Pros And Cons Of Different Clothing Label Types

Labels for your clothes are just as important as your website and business card. The colour, quality, size and finish communicate a perception of your brand and price point. Here in our Fashion Label Launch Pad Program, we make it a priority to discuss how to choose labels suitable for their collections early on in the design process. Often designers leave this step until the last minute! Thinking about this step as early as the first toile fitting helps eliminate mistakes, waste and can even shape the pattern making process to follow. The size and colour of your label can determine some major pattern making needs. This is why we talk about it so early on in the process.

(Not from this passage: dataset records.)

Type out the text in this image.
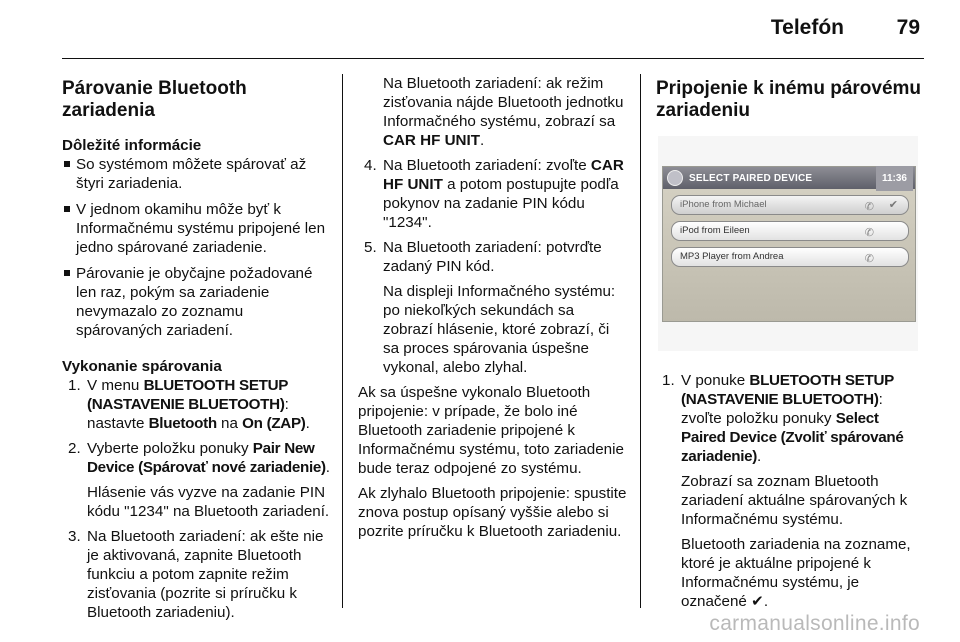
Telefón	79
Párovanie Bluetooth zariadenia
Dôležité informácie
So systémom môžete spárovať až štyri zariadenia.
V jednom okamihu môže byť k Informačnému systému pripojené len jedno spárované zariadenie.
Párovanie je obyčajne požadované len raz, pokým sa zariadenie nevymazalo zo zoznamu spárovaných zariadení.
Vykonanie spárovania
1. V menu BLUETOOTH SETUP (NASTAVENIE BLUETOOTH): nastavte Bluetooth na On (ZAP).
2. Vyberte položku ponuky Pair New Device (Spárovať nové zariadenie).

Hlásenie vás vyzve na zadanie PIN kódu "1234" na Bluetooth zariadení.

3. Na Bluetooth zariadení: ak ešte nie je aktivovaná, zapnite Bluetooth funkciu a potom zapnite režim zisťovania (pozrite si príručku k Bluetooth zariadeniu).

Na Bluetooth zariadení: ak režim zisťovania nájde Bluetooth jednotku Informačného systému, zobrazí sa CAR HF UNIT.

4. Na Bluetooth zariadení: zvoľte CAR HF UNIT a potom postupujte podľa pokynov na zadanie PIN kódu "1234".
5. Na Bluetooth zariadení: potvrďte zadaný PIN kód.

Na displeji Informačného systému: po niekoľkých sekundách sa zobrazí hlásenie, ktoré zobrazí, či sa proces spárovania úspešne vykonal, alebo zlyhal.

Ak sa úspešne vykonalo Bluetooth pripojenie: v prípade, že bolo iné Bluetooth zariadenie pripojené k Informačnému systému, toto zariadenie bude teraz odpojené zo systému.

Ak zlyhalo Bluetooth pripojenie: spustite znova postup opísaný vyššie alebo si pozrite príručku k Bluetooth zariadeniu.

Pripojenie k inému párovému zariadeniu
SELECT PAIRED DEVICE	11:36
iPhone from Michael	✆ ✔
iPod from Eileen	✆
MP3 Player from Andrea	✆
1. V ponuke BLUETOOTH SETUP (NASTAVENIE BLUETOOTH): zvoľte položku ponuky Select Paired Device (Zvoliť spárované zariadenie).

Zobrazí sa zoznam Bluetooth zariadení aktuálne spárovaných k Informačnému systému.

Bluetooth zariadenia na zozname, ktoré je aktuálne pripojené k Informačnému systému, je označené ✔.

carmanualsonline.info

In our recent monthly mentee catch up, we discussed how to holistically approach your label design, looking at how your actual collection is going to feel on your customers body, from care instructions, branding to sizing information.

Read on for our pros and cons of each label type.

Tip:
Keep the main label tag (brand) separate to size and care instructions. Until you know how many to order of each. As when starting out is difficult to gauge your audience and how many you will need exactly.

Heat Transfers

This label is printed onto a piece of paper and applied with high heat onto a piece of fabric.

  • Best used on sportswear and underwear as this won't irritate the skin like other labels might
  • Some flexible heat transfers can allow for stretch while the label remains intact
  • When you heat transfer into the inside of a garment you can see the limited stretch this can cause on the outside.
  • The transfer can come off the garment especially if people use a clothes dryer
  • Can be durable for up to 50 washes

Woven labels
This is a small piece of woven ribbon with your label details woven into it.

  • Simple designs work best here, complex text or design can be difficult to read
  • A benefit of these labels is they do not fade
  • They also look more bespoke or luxurious for high end brands
  • There are a variety of sizes, finishes and ways to sew into the garment
  • Best used for the main label and size label

Printed labels
This involves having your label details printed straight onto a ribbon to be sewn into the garment.

  • Best used on care instructions which can be printed on a number of base qualities such as satin or nylon tape
  • They are good for more information than the woven labels

I have recently seen labels printed using sublimation onto satin fabric with laser cut edges, please ask for a sample before ordering these labels to see if you like the effect.

I hope this helps breakdown the different label choices you have. Remember not to leave this to the last minute as it should be incorporated into the pattern development process. And a last point to mention, even though large, bulk buying orders can be tempting, for your first order we recommend starting with a small run to test the market before making a larger investment.